In late June, I was a lucky participant in a workshop at McDonald Observatory as part of the University of Texas/Sofia-EXES educational outreach program headed up by Dr. Keely Finkelstein. We got to use LCOGT. The Las Cumbres Observatory Global Telescope Network is not one, but a collection of robotic telescopes scattered around the world. One of the nodes, as they are called, is “El Paso” which is actually atop Mt Fowlkes at McDonald Observatory. The nodes are named for the nearest major airport instead of the actual location of the telescope.
At the workshop we did some imaging with the LCO network and processed our data with the help of some fantastic observatory staff (I’m talking about you Marc Wetzel, Judy Meyer, and Rachel Fuechsl). We also spent part of each night helping out with an observing run for Dr. Chris Sneden and his postdoctoral fellow Dr. Monica Adamow using the Tull spectrograph on the 2.7m Harlan J. Smith telescope. You can see the 2.7m telescope dome from atop Mt. Fowlkes where the LCO node sits.
The LCO project is all about getting data remotely. Even though we were on-site, the entire system operates on the web. There are queue scheduling options which means any site that can image your target could be tasked and there are site-specific scheduling options but if the site isn’t imaging, you’re out of luck.

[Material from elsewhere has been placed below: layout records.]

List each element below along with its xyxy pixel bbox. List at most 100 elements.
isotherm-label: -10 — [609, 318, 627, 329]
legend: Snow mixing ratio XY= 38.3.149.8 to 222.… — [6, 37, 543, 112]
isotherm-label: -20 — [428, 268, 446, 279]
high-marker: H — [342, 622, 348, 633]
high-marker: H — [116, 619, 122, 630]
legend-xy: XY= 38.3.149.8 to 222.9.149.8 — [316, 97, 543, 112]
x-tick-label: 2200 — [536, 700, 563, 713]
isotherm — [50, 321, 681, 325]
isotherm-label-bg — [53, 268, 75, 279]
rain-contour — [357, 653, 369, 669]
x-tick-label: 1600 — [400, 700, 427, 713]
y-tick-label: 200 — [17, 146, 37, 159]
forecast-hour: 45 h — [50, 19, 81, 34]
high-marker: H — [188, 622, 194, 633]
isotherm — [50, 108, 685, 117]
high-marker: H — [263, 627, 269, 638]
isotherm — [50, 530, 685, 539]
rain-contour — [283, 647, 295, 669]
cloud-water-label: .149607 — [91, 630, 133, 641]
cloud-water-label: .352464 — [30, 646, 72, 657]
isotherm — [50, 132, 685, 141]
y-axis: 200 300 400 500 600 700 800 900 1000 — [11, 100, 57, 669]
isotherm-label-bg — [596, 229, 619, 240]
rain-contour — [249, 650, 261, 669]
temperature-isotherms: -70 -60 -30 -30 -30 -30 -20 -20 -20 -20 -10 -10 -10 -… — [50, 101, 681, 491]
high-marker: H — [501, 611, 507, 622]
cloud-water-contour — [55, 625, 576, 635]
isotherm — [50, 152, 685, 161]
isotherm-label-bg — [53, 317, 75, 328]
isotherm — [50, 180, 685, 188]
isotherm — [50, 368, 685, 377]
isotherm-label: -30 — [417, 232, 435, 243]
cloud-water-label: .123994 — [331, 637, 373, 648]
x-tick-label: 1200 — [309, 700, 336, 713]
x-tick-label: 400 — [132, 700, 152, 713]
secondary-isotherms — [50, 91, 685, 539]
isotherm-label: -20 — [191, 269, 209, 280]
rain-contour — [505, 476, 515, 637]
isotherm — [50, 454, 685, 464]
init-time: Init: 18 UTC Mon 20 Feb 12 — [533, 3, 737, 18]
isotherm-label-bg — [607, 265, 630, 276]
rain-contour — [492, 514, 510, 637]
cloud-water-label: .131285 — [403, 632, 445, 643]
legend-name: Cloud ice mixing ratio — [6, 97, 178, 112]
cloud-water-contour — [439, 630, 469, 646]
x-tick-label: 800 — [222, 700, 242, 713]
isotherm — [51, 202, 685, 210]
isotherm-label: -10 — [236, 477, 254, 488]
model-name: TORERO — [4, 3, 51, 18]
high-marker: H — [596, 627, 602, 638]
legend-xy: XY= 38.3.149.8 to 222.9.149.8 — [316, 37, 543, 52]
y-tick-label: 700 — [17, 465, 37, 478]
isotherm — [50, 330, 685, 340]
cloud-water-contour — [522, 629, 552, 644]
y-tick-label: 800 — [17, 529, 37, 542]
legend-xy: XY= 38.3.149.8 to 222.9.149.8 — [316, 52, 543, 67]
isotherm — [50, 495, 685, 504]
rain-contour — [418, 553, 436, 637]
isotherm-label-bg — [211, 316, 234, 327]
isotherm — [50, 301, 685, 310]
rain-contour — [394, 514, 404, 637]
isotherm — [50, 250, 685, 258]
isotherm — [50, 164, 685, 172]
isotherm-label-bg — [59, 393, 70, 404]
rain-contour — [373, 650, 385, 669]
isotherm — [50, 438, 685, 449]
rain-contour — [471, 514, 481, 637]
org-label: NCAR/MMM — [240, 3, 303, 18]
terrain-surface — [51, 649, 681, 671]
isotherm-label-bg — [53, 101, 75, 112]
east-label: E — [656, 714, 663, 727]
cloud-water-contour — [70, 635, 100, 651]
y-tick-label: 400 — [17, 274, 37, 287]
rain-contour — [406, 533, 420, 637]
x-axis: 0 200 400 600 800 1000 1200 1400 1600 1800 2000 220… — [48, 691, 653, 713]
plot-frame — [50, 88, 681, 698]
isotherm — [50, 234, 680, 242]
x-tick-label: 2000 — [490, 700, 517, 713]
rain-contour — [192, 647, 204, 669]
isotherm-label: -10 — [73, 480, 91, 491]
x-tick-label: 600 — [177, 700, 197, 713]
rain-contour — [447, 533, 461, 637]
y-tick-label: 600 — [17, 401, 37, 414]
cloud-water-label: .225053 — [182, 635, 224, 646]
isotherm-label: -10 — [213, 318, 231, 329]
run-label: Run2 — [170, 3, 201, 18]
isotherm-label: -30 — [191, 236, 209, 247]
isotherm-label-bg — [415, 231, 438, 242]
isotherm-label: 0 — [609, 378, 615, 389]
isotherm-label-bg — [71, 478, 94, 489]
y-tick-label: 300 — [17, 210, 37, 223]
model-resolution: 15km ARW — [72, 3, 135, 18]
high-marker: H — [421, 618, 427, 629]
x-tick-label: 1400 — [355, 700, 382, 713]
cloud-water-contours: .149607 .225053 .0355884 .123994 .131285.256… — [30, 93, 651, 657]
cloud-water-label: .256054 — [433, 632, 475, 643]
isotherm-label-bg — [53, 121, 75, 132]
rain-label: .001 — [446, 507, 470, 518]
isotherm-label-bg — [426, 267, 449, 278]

I’ve included my processed images of an open star cluster and the heart of the North American Nebula (NGC 7000). The entire nebula takes up too big of an area for a single field-of-view to encompass. Once the network has collected your data, you as an astronomer can access the semi-reduced images taken through each filter. The data pipeline exists to save time for the astronomer. It’s up to me to build my final image from the individual exposures I directed the telescope to capture. For those that have done some astronomical imaging using telescopes and CCD cameras, the pain of dark frames, flat-fields, bias frames and other processing is well-known. But the data pipeline LCO has put together means all I have to do is process my individual exposures to generate colored images.
First I used FITS Liberator (free cross-platform download) to get the white/black balance fixed and to convert the raw images into TIFF files. Then I used Photoshop to create the full-color images. LCO has some useful instructions on using FITS Liberator and Photoshop available. If you don’t like my final products, feel free to take a crack at creating your own color images from my data.
Each node is an autonomous robot. People are on site, but mainly the system turns on, checks the weather, opens up, self-collimates, calibrates the electronics, and gets on-sky and collecting data for the network. Many of the electronic system were designed by LCO and are in use at each site.
The in-house systems are modular and upgradeable and the data lives in the cloud. All the astronomer needs is a web-browser and allotted time on the network. It isn’t cheap to get access, but these are research-grade systems. I plan to use the LCO and the data gathered by it for lab work with my astronomy classes.
Although time on the scopes ins’t free, the various nodes do have publicly accessible all-sky and dome cameras. Plus much of the data collected by the network is available for the public to access and process.